At issue was the infamous 0867 dialling regime which the company unilaterally imposed on its competitors in 1999. Its purpose (in the pre-broadband era) was to force all internet users to use an 0867 prefix when they were dialling their internet provider. Telecom said 0867 was necessary to protect its increasingly overloaded network which was being swamped by unruly hordes wanting access to this new internet thingy. In truth, Telecom was bleeding money - thanks to the arcane practice among telcos known as interconnection agreements.
These enable competing networks to connect phone calls from one network to the other and employ border crossing fees (termination payments) to cover the costs. Not surprisingly, Telecom had negotiated its interconnection agreement with competitor Clear Communications at rates very much in its favour.
In 1999 when the trouble started, Clear was paying Telecom at the rate of 3c a minute, amounting to $73 million a year in border crossing fees. In the other direction, Telecom was paying Clear at the rate of 1.5c per minute, amounting to only $18 million a year. But, for Telecom, this was about $12 million a year too much. Far too many people were using Clear's network, staying on the phone far too long while surfing the net and costing Telecom a bundle. There was even a brief period when users could get dial-up internet for free - ironically funded by Telecom's termination payments.
Hence 0867, which we learn from Justice Hansen's judgment was codenamed "Project Morecambe" and cost $2.55 million to implement. The codename is perhaps because of the uncanny resemblance of the architect of 0867, Bruce Parkes, to the late Eric Morecambe of the British comic double act Morecambe and Wise.

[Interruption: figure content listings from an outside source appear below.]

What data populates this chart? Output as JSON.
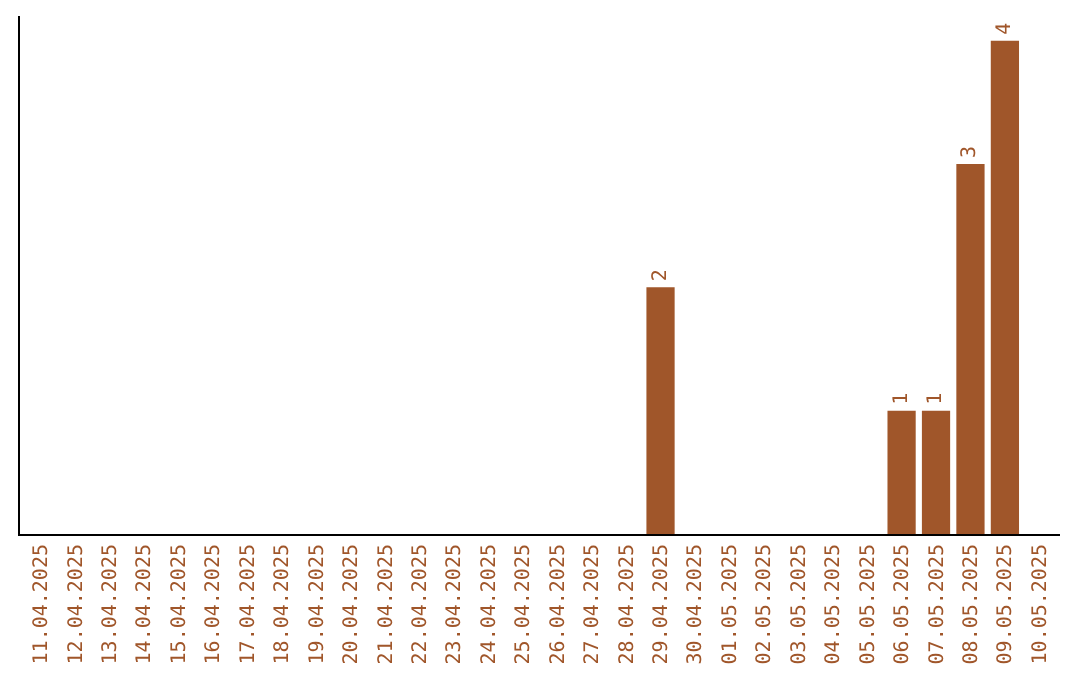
{
  "chart_data": {
    "type": "bar",
    "categories": [
      "11.04.2025",
      "12.04.2025",
      "13.04.2025",
      "14.04.2025",
      "15.04.2025",
      "16.04.2025",
      "17.04.2025",
      "18.04.2025",
      "19.04.2025",
      "20.04.2025",
      "21.04.2025",
      "22.04.2025",
      "23.04.2025",
      "24.04.2025",
      "25.04.2025",
      "26.04.2025",
      "27.04.2025",
      "28.04.2025",
      "29.04.2025",
      "30.04.2025",
      "01.05.2025",
      "02.05.2025",
      "03.05.2025",
      "04.05.2025",
      "05.05.2025",
      "06.05.2025",
      "07.05.2025",
      "08.05.2025",
      "09.05.2025",
      "10.05.2025"
    ],
    "values": [
      null,
      null,
      null,
      null,
      null,
      null,
      null,
      null,
      null,
      null,
      null,
      null,
      null,
      null,
      null,
      null,
      null,
      null,
      2,
      null,
      null,
      null,
      null,
      null,
      null,
      1,
      1,
      3,
      4,
      null
    ],
    "value_labels": [
      null,
      null,
      null,
      null,
      null,
      null,
      null,
      null,
      null,
      null,
      null,
      null,
      null,
      null,
      null,
      null,
      null,
      null,
      "2",
      null,
      null,
      null,
      null,
      null,
      null,
      "1",
      "1",
      "3",
      "4",
      null
    ],
    "color": "#a0562a",
    "ylim": [
      0,
      4.2
    ],
    "tick_labels": "x"
  }
}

Justice Hansen finds one of the reasons for 0867 was so Telecom could avoid capital expenditure of $205 million which would have been required over the next three years to support projected network usage growth.

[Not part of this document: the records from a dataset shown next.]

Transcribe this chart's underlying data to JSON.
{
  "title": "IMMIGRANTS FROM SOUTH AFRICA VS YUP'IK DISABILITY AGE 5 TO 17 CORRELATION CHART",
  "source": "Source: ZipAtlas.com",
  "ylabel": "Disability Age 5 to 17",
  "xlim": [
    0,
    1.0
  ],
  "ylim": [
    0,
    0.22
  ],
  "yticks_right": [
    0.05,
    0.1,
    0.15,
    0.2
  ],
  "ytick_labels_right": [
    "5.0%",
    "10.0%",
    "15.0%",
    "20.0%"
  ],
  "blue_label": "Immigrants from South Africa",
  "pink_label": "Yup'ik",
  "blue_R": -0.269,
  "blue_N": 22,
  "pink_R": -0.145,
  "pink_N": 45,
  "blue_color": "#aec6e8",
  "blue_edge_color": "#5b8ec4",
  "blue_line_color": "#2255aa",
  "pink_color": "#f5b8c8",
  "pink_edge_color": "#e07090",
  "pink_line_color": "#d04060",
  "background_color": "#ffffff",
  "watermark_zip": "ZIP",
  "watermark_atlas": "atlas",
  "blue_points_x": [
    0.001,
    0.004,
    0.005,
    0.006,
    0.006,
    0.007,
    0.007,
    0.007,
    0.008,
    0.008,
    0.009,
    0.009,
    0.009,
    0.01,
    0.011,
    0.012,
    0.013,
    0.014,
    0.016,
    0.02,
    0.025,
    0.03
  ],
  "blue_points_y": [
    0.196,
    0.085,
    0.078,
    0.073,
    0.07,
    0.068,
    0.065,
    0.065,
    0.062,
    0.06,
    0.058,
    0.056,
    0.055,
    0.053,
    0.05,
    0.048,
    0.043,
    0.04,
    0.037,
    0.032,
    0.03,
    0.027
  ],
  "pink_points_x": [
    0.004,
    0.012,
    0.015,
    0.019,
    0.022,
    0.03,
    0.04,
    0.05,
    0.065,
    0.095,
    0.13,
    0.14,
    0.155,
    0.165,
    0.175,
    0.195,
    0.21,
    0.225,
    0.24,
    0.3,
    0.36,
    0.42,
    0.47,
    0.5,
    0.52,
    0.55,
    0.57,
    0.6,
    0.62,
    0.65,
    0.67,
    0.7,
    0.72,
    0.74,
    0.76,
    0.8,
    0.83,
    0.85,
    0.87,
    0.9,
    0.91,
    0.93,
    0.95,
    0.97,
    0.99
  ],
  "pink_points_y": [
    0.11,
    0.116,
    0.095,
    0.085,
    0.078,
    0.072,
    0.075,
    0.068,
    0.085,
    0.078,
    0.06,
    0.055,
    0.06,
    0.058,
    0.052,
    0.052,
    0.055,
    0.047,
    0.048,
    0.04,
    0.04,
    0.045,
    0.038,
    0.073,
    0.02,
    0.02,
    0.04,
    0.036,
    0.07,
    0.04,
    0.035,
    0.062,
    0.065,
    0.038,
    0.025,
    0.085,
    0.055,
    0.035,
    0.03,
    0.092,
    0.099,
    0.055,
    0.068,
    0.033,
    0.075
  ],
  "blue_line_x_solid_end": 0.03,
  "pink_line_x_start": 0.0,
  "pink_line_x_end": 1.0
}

"The financial base for the business case was said to be entirely cost-avoidance: it would deliver no new revenue but would prevent large spending on Telecom's infrastructure over the succeeding four years." Hmmm, Telecom actively under-investing in its network - why does that have a familiar ring to it?

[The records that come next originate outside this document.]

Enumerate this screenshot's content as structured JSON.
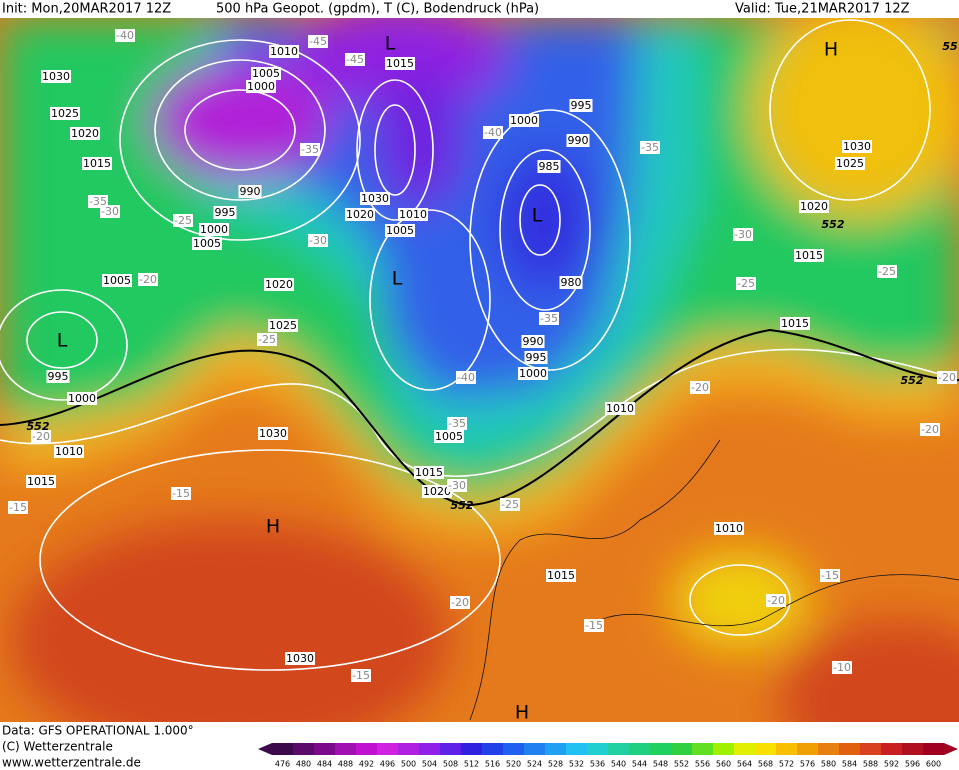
{
  "header": {
    "init": "Init: Mon,20MAR2017 12Z",
    "title": "500 hPa Geopot. (gpdm), T (C), Bodendruck (hPa)",
    "valid": "Valid: Tue,21MAR2017 12Z"
  },
  "footer": {
    "source": "Data: GFS OPERATIONAL 1.000°",
    "copyright": "(C) Wetterzentrale",
    "url": "www.wetterzentrale.de"
  },
  "legend": {
    "values": [
      476,
      480,
      484,
      488,
      492,
      496,
      500,
      504,
      508,
      512,
      516,
      520,
      524,
      528,
      532,
      536,
      540,
      544,
      548,
      552,
      556,
      560,
      564,
      568,
      572,
      576,
      580,
      584,
      588,
      592,
      596,
      600
    ],
    "colors": [
      "#3a0a4a",
      "#5a0a6a",
      "#7a0a8a",
      "#a010b0",
      "#c010d0",
      "#d020e0",
      "#b020e0",
      "#9020e8",
      "#6020e8",
      "#3020e0",
      "#2040e8",
      "#2060f0",
      "#2080f0",
      "#20a0f0",
      "#20c0f0",
      "#20d0d0",
      "#20d0a0",
      "#20d080",
      "#20d060",
      "#30d040",
      "#60e020",
      "#a0f000",
      "#e0f000",
      "#f8e000",
      "#f8c000",
      "#f0a000",
      "#e88010",
      "#e06010",
      "#d84020",
      "#c82020",
      "#b01020",
      "#a00020"
    ]
  },
  "map": {
    "pressure_labels": [
      "1010",
      "1005",
      "1000",
      "1015",
      "1030",
      "1025",
      "1020",
      "1015",
      "990",
      "995",
      "1000",
      "1005",
      "1030",
      "1020",
      "1010",
      "1005",
      "1000",
      "995",
      "990",
      "985",
      "980",
      "990",
      "995",
      "1000",
      "1010",
      "1005",
      "1020",
      "1025",
      "995",
      "1000",
      "1010",
      "1015",
      "1030",
      "1005",
      "1015",
      "1020",
      "1010",
      "1015",
      "1030",
      "1030",
      "1025",
      "1020",
      "1015",
      "1015"
    ],
    "temperature_labels": [
      "-40",
      "-45",
      "-45",
      "-35",
      "-40",
      "-35",
      "-35",
      "-30",
      "-25",
      "-30",
      "-20",
      "-25",
      "-40",
      "-35",
      "-35",
      "-30",
      "-25",
      "-20",
      "-25",
      "-30",
      "-25",
      "-20",
      "-20",
      "-20",
      "-15",
      "-15",
      "-20",
      "-15",
      "-20",
      "-15",
      "-15",
      "-10"
    ],
    "centers": [
      "H",
      "L",
      "L",
      "L",
      "L",
      "H",
      "H"
    ],
    "contour_labels": [
      "552",
      "552",
      "552",
      "552",
      "55"
    ]
  }
}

The judgment takes the bizarre view that Telecom couldn't have used it's dominance to anti-competitively introduce 0867 because it wasn't actually dominant. Justice Hansen points the finger at the Kiwi Share Obligation (KSO), a condition the Government attached to its sale of Telecom in 1990 for $4.25 billion, which guaranteed "free" local calls. Apparently, the KSO constrained "Telecom's prices and, consequently, its levels of profitability in the residential access market". Unbelievable. Somehow our courts have bought Telecom's argument that its monopoly profits since 1990 at the expense of sensible capital investment, not to mention consumer services, weren't enough.
As for kneecapping competitors and depriving them of legitimate revenue through their interconnection agreements, the judgment says no. It argues that because Telecom was eventually able to buy its way out of it predicament - compensating Clear a total of $21.75 million and forgiving it $40 million in earlier termination payments - 0867 was a legitimate response to a difficult situation. By some weird logic, Justice Hansen says a non-dominant firm in the same position as Telecom would have been able to impose the same sort of dialling regime. And pigs would fly.
But what's really tragic about this judgment is that it has taken so long to see the light of day its finding is irrelevant. Justice delayed is justice denied. Had the judgment been timely, it would have shown what we all now know - our laws to safeguard competition in telecommunications are a farce.